I would actually try getting some strong clear tape and taping straight over the pieces and the stickers, just to make sure they stay on.

I did that with my storebought whose CubeFans stickers were peeling, and it's holding for now, but im definitely not going to use that cube ever again once my DSs, YUGA and DIYs come in (yay, 6 more cubes, ROFL!).


----------



## PCwizCube (Jan 18, 2009)

Stickers from Rubik's Brand puzzles at stores are really bad. The have a transparent layer on top of each sticker, which peels, and then the color comes off. The stickers are horrible lasting not very long if you are a serious cuber. I tried coloring the sticker with a Sharpie and then putting those "book covers" that are like tape so the color wouldn't wear off. It seemed to work for a few days but then I got Cubesmith stickers and they're great. 

Cubesmith stickers are WAY better than the Rubik's Brand ones. They don't peel and it doesn't lose its color. I've had mine on my 3x3 since May 31, 2008 and it's still looks great.


----------



## bamman1108 (Jan 18, 2009)

I don't think it's a rubik's brand. It seems very similar but has no rubik'k logo anywhere.
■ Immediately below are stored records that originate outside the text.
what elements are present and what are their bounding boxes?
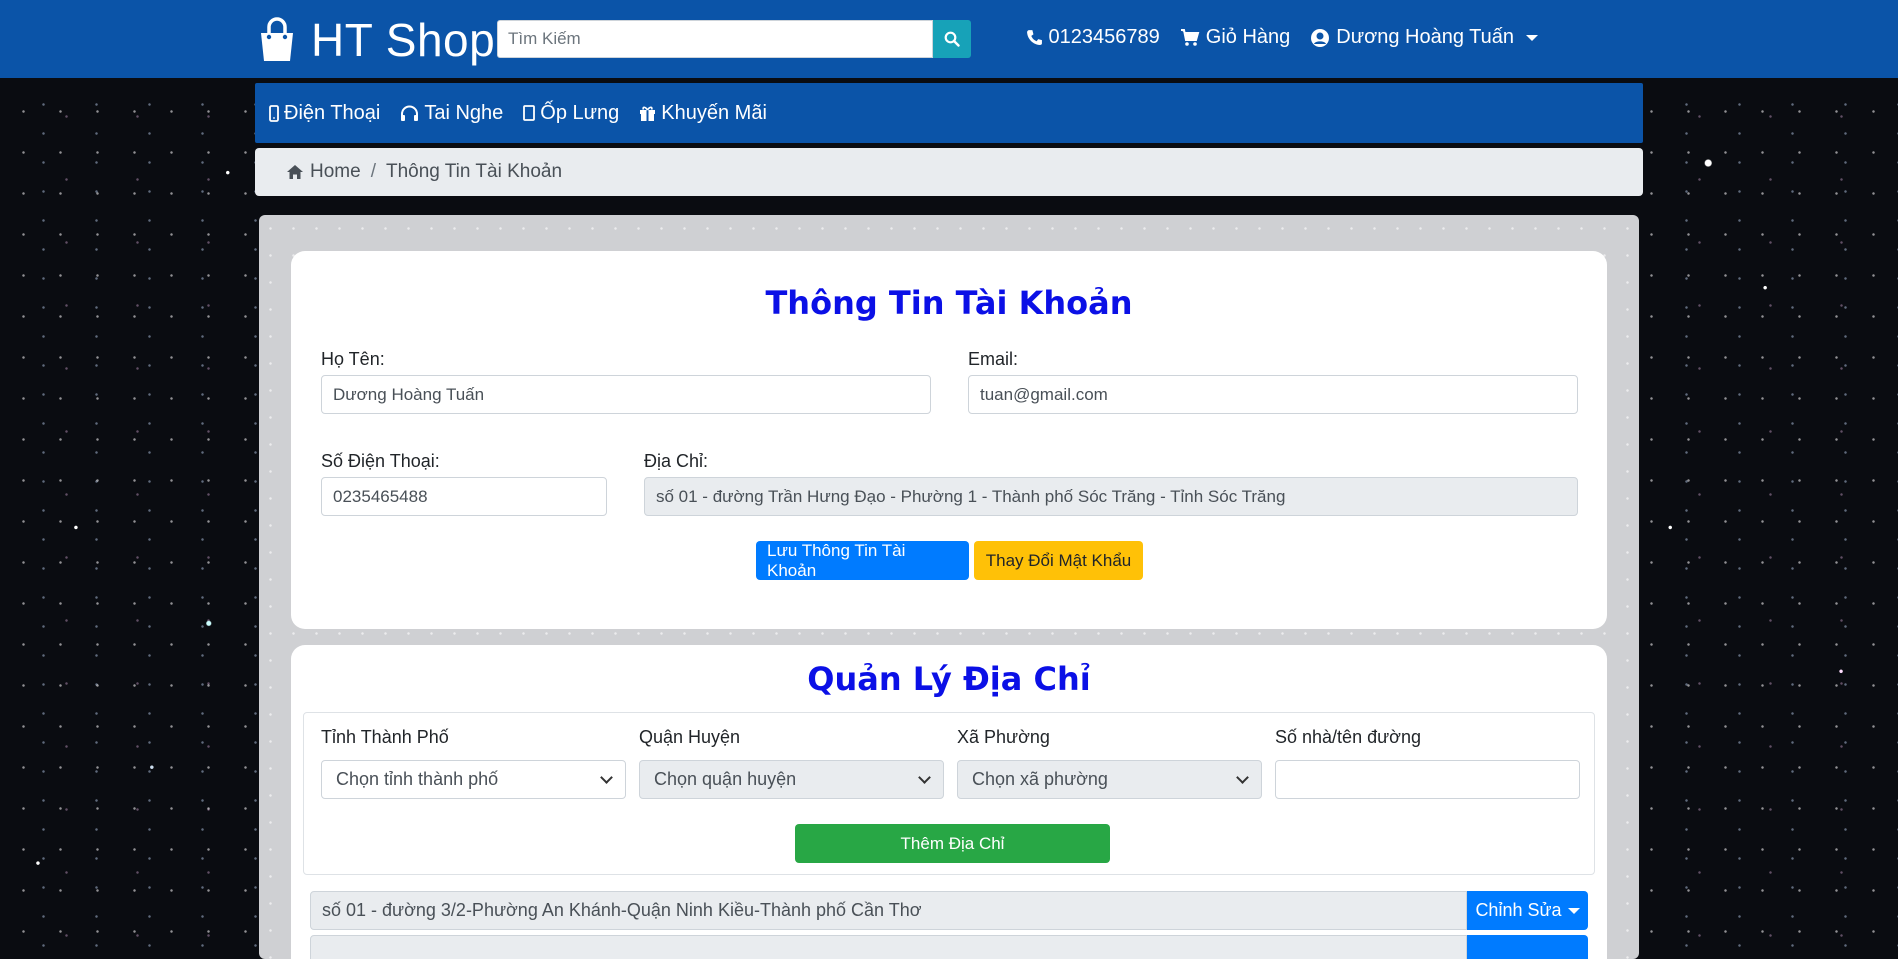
search-bar bbox=[497, 20, 971, 58]
shopping-bag-icon bbox=[261, 17, 293, 61]
phone-icon bbox=[1026, 30, 1042, 45]
case-icon bbox=[523, 105, 536, 121]
ward-select-value: Chọn xã phường bbox=[972, 769, 1108, 789]
category-nav: Điện Thoại Tai Nghe Ốp Lưng Khuyến Mãi bbox=[255, 83, 1643, 143]
cart-label: Giỏ Hàng bbox=[1205, 26, 1291, 48]
saved-address-row bbox=[310, 935, 1588, 959]
edit-address-label: Chỉnh Sửa bbox=[1475, 900, 1562, 920]
saved-address-row: số 01 - đường 3/2-Phường An Khánh-Quận N… bbox=[310, 891, 1588, 930]
nav-item-phones[interactable]: Điện Thoại bbox=[269, 102, 380, 125]
breadcrumb-home[interactable]: Home bbox=[286, 161, 361, 183]
address-field: số 01 - đường Trần Hưng Đạo - Phường 1 -… bbox=[644, 477, 1578, 516]
saved-address-text bbox=[310, 935, 1467, 959]
user-menu[interactable]: Dương Hoàng Tuấn bbox=[1310, 26, 1538, 49]
cart-link[interactable]: Giỏ Hàng bbox=[1180, 26, 1291, 49]
user-circle-icon bbox=[1311, 28, 1330, 47]
breadcrumb-current: Thông Tin Tài Khoản bbox=[385, 161, 563, 182]
search-button[interactable] bbox=[933, 20, 971, 58]
street-label: Số nhà/tên đường bbox=[1275, 727, 1421, 747]
district-label: Quận Huyện bbox=[639, 727, 741, 747]
chevron-down-icon bbox=[1526, 34, 1538, 41]
province-select-value: Chọn tỉnh thành phố bbox=[336, 769, 499, 789]
mobile-icon bbox=[269, 104, 279, 122]
headphones-icon bbox=[401, 105, 419, 121]
home-icon bbox=[287, 165, 303, 179]
edit-address-button[interactable]: Chỉnh Sửa bbox=[1467, 891, 1588, 930]
name-label: Họ Tên: bbox=[321, 349, 385, 369]
account-info-title: Thông Tin Tài Khoản bbox=[765, 284, 1133, 322]
address-management-title: Quản Lý Địa Chỉ bbox=[807, 660, 1091, 698]
ward-select[interactable]: Chọn xã phường bbox=[957, 760, 1262, 799]
breadcrumb-home-label: Home bbox=[310, 161, 361, 182]
nav-label: Tai Nghe bbox=[424, 101, 504, 124]
name-field[interactable]: Dương Hoàng Tuấn bbox=[321, 375, 931, 414]
user-name: Dương Hoàng Tuấn bbox=[1336, 26, 1514, 48]
province-label: Tỉnh Thành Phố bbox=[321, 727, 449, 747]
cart-icon bbox=[1180, 28, 1200, 46]
province-select[interactable]: Chọn tỉnh thành phố bbox=[321, 760, 626, 799]
ward-label: Xã Phường bbox=[957, 727, 1050, 747]
account-info-card: Thông Tin Tài Khoản Họ Tên: Dương Hoàng … bbox=[291, 251, 1607, 629]
search-icon bbox=[944, 31, 960, 47]
edit-address-button[interactable] bbox=[1467, 935, 1588, 959]
top-header: HT Shop 0123456789 Giỏ Hàng bbox=[0, 0, 1898, 78]
brand-logo[interactable]: HT Shop bbox=[255, 14, 496, 66]
nav-item-promotions[interactable]: Khuyến Mãi bbox=[639, 102, 767, 125]
saved-address-text: số 01 - đường 3/2-Phường An Khánh-Quận N… bbox=[310, 891, 1467, 930]
chevron-down-icon bbox=[600, 770, 613, 784]
nav-item-cases[interactable]: Ốp Lưng bbox=[523, 102, 619, 125]
district-select[interactable]: Chọn quận huyện bbox=[639, 760, 944, 799]
add-address-form: Tỉnh Thành Phố Chọn tỉnh thành phố Quận … bbox=[303, 712, 1595, 875]
save-account-button[interactable]: Lưu Thông Tin Tài Khoản bbox=[756, 541, 969, 580]
district-select-value: Chọn quận huyện bbox=[654, 769, 797, 789]
chevron-down-icon bbox=[1236, 770, 1249, 784]
search-input[interactable] bbox=[497, 20, 933, 58]
breadcrumb: Home / Thông Tin Tài Khoản bbox=[255, 148, 1643, 196]
phone-number: 0123456789 bbox=[1048, 26, 1160, 48]
address-management-card: Quản Lý Địa Chỉ Tỉnh Thành Phố Chọn tỉnh… bbox=[291, 645, 1607, 959]
gift-icon bbox=[640, 106, 656, 121]
email-field[interactable]: tuan@gmail.com bbox=[968, 375, 1578, 414]
nav-label: Ốp Lưng bbox=[540, 101, 620, 124]
breadcrumb-separator: / bbox=[370, 161, 376, 182]
email-label: Email: bbox=[968, 349, 1019, 369]
brand-name: HT Shop bbox=[311, 14, 496, 66]
add-address-button[interactable]: Thêm Địa Chỉ bbox=[795, 824, 1110, 863]
phone-label: Số Điện Thoại: bbox=[321, 451, 440, 471]
phone-link[interactable]: 0123456789 bbox=[1026, 26, 1160, 49]
address-label: Địa Chỉ: bbox=[644, 451, 709, 471]
street-input[interactable] bbox=[1275, 760, 1580, 799]
nav-label: Khuyến Mãi bbox=[661, 101, 767, 124]
chevron-down-icon bbox=[1567, 907, 1580, 914]
nav-label: Điện Thoại bbox=[284, 101, 381, 124]
main-panel: Thông Tin Tài Khoản Họ Tên: Dương Hoàng … bbox=[259, 215, 1639, 959]
nav-item-headphones[interactable]: Tai Nghe bbox=[400, 102, 503, 125]
change-password-button[interactable]: Thay Đổi Mật Khẩu bbox=[974, 541, 1143, 580]
chevron-down-icon bbox=[918, 770, 931, 784]
top-links: 0123456789 Giỏ Hàng Dương Hoàng Tuấn bbox=[1026, 26, 1538, 49]
phone-field[interactable]: 0235465488 bbox=[321, 477, 607, 516]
Will the clear tape stop the color from wearing off the stickers from the markers? And it should last how many solves?


----------



## bamman1108 (Jan 18, 2009)

I guess I didn't read the first reply well enough. I peeled off the thin plastic coating on all the stickers (all white) and started coloring the stickers with metallic markers. I tried an example solve and the color fades quickly. I'm trying to prevent that.


----------



## bamman1108 (Jan 18, 2009)

Rubik's Cube Fan said:


> Stickers from Rubik's Brand puzzles at stores are really bad. The have a transparent layer on top of each sticker, which peels, and then the color comes off. The stickers are horrible lasting not very long if you are a serious cuber. I tried coloring the sticker with a Sharpie and then putting those *"book covers"* that are like tape so the color wouldn't wear off. It seemed to work for a few days but then I got Cubesmith stickers and they're great.
> 
> Cubesmith stickers are WAY better than the Rubik's Brand ones. They don't peel and it doesn't lose its color. I've had mine on my 3x3 since May 31, 2008 and it's still looks great.
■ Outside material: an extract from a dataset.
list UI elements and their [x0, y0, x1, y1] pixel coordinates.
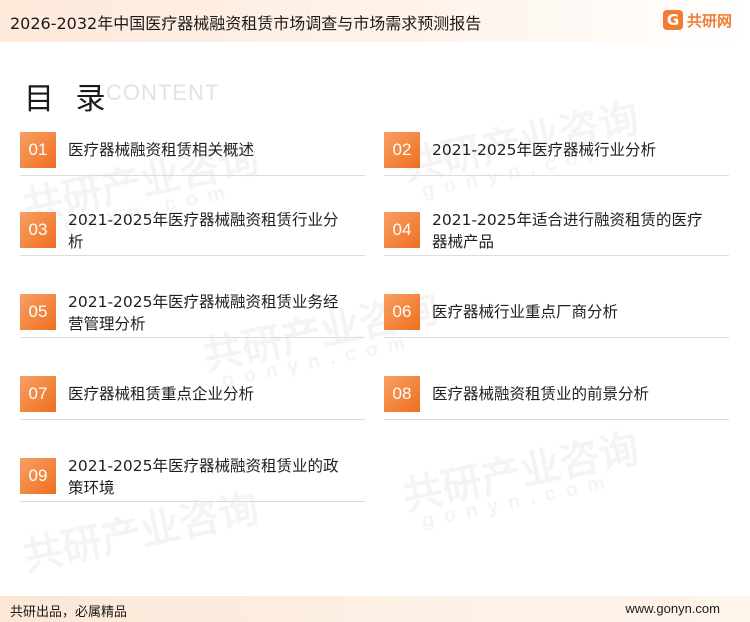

I'm having trouble understanding what you mean by book covers.


----------



## pcharles93 (Jan 18, 2009)

Why don't you just wait for the stickers to come? It only takes 2 days to reach me. As for the book covers idea. It's not worth it. I used to put tape over my stickers when they lost their color. It doesn't have to cover the sticker entirely either.


----------



## abr71310 (Jan 19, 2009)

I did the same as what Pcharles did...
I took some good quality clear tape and cut pieces equal to just bigger than the sticker, and stuck them over the layer (even when they weren't peeling)...

IT's worked well up to now, and I got this cube back in 08 (early??).


----------